Such thoughts got me to thinking about what's to come, which is one of me very best friend's wedding in just a few weeks. As the maid of honor (with a matron on my side), I am therefore responsible for giving a speech. While these types of things aren't my favorite, they doesn't worry me.
Thinking of this speech led me to digging through some old pictures. And, well, you know how that goes. One thing leads to another, leads to another, and to another. For a girl without Facebook, I did some quality stalking tonight. Looking at photo after photo from the last 5 years felt like I was snooping on someone else's life. The difference here, however, is that I actually remember the moments that made these photos. I remember how I felt and what we did and the season of life I was in.
As I get older I realize that in time all things soften. The details of such memorable moments begin to fade and the emotions attached feel like they belonged to someone else.
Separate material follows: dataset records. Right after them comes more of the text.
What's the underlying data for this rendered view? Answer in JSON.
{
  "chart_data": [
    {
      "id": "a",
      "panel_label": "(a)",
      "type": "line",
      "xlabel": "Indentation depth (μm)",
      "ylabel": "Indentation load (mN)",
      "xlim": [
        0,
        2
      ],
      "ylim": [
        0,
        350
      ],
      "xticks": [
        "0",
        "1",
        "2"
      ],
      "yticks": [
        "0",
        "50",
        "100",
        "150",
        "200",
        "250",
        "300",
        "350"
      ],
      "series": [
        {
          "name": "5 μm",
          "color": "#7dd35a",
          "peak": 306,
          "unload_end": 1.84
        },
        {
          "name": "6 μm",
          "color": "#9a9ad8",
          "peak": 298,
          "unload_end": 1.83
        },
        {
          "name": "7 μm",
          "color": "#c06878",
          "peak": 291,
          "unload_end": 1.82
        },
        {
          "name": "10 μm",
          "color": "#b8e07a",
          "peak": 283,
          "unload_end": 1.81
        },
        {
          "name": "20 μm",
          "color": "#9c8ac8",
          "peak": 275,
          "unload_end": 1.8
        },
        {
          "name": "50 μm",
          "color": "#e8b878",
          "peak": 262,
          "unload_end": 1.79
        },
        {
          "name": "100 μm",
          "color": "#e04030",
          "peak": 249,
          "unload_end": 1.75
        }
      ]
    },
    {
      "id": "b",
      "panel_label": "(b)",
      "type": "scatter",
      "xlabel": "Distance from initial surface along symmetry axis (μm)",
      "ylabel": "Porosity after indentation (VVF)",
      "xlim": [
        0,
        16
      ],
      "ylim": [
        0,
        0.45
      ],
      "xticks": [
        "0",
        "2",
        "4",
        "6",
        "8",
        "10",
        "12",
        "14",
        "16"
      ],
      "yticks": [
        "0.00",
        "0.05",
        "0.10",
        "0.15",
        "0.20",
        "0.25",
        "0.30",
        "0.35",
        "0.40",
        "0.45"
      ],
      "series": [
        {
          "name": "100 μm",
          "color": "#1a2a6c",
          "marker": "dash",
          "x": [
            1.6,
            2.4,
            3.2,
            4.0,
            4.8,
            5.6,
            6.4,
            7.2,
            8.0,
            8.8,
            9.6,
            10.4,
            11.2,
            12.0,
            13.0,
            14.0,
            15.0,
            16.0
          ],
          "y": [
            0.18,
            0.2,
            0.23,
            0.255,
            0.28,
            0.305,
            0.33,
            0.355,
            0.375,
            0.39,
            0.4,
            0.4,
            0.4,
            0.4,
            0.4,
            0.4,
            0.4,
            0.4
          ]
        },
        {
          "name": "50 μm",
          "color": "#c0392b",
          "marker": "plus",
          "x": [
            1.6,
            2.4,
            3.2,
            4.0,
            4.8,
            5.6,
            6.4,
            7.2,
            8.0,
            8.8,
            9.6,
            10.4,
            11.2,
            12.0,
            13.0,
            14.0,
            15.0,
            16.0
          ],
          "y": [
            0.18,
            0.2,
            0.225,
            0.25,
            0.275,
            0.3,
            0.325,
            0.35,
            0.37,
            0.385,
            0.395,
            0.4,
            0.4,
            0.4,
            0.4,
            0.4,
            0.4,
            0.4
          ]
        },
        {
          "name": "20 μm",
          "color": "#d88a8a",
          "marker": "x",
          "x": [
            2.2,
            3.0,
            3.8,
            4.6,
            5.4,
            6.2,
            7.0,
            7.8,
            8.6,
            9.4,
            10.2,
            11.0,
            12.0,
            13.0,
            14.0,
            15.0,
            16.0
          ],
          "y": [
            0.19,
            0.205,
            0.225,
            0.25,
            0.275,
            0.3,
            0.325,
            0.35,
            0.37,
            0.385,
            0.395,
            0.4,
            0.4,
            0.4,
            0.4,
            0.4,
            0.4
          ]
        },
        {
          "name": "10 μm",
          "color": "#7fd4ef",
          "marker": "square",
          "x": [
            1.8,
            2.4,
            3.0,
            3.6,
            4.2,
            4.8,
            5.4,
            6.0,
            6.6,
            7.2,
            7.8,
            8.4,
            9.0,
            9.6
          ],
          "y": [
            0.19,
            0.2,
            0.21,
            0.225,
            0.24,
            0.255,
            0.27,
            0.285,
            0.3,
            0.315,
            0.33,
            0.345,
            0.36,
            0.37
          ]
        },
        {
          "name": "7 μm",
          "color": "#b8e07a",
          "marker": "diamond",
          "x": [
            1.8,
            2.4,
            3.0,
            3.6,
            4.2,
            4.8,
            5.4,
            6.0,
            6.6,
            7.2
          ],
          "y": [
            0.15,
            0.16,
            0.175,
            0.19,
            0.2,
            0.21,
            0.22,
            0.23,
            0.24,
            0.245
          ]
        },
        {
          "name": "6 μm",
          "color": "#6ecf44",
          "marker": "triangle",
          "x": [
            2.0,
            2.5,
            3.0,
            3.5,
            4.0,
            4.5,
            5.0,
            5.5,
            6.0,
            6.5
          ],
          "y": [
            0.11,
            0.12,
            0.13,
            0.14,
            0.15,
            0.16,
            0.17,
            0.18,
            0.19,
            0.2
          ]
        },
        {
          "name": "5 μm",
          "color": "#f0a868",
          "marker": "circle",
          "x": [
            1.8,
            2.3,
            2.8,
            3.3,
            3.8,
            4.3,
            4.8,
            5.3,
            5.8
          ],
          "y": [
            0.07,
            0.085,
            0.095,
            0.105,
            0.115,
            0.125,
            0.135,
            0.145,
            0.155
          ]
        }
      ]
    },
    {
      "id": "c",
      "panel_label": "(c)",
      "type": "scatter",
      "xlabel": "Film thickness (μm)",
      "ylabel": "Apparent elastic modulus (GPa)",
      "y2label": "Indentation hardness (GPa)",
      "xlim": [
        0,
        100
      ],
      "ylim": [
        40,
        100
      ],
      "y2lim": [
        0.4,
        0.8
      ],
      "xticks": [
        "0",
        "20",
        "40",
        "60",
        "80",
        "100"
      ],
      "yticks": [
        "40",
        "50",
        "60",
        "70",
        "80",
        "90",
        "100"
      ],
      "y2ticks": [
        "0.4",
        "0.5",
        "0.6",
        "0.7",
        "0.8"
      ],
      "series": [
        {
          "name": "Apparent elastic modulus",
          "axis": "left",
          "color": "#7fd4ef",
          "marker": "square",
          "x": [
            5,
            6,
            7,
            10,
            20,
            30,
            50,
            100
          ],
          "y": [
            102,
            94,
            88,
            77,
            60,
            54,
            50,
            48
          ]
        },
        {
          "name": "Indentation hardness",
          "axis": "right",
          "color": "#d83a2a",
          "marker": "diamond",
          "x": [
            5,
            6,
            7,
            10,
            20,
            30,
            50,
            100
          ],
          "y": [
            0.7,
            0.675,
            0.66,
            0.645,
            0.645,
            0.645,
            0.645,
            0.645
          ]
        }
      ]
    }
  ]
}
Like I said before, looking at each photo reminds me of so much. The joy and the laughter. The places I've been and the moments that defined friendships. I also remember some of the fears and pains that plagued me during specific seasons. While it felt as thought life were inching by at a snail's pace, I look back and see how much I have done, how much I've accomplished, who I have met, the relationships that have changed, and the woman I've become through it all. Despite the hard things, many of which I would have traded in for table scraps, I like to think I've become a better person through it all. I am not the same as I was 5 years ago. I have seen the world and learned a lot about who I am, faults and all. I have also gained strength and character, which I deemed undesired and unnecessary long ago.
I am happy to take with me the lessons I've learned, experiences I've had, and the people I've met along the way. But I'm also happy to leave behind the pain that tortured me on so many days. It's so easy for me to remember the hard stuff (even though it softens in time) forgetting all the great memories of things past. I look back and realize how much I had to celebrate in those seasons, even the difficult ones. Even in the midst of pain I was able to laugh with friends and laugh at myself. I often take things too seriously. I get caught up in the moment and overwhelmed by my thoughts. Now I look back and think, "what was I so worried about?" In many of the pictures I saw tonight I remembered how I felt taking or looking at each photo:
- fat
- alone
- unsuccessful
- exhausted
- useless
- ugly
- unloveable
These words are so harsh. It pains me to think I spoke those words to myself, especially when I look back and think how ridiculous I was to feel that way! But you know what? I still use those words. I still fight myself, putting down every part of my being. I've learned, but I still struggle to love and embrace myself for who I am. Perhaps if I starting loving myself then I would stop believing the lies. Actually I know that's true. But what comes first? Not hating myself or actually loving myself? Perhaps both.
I think it's time I start living in the truth of who I am and was created to be. No more lies.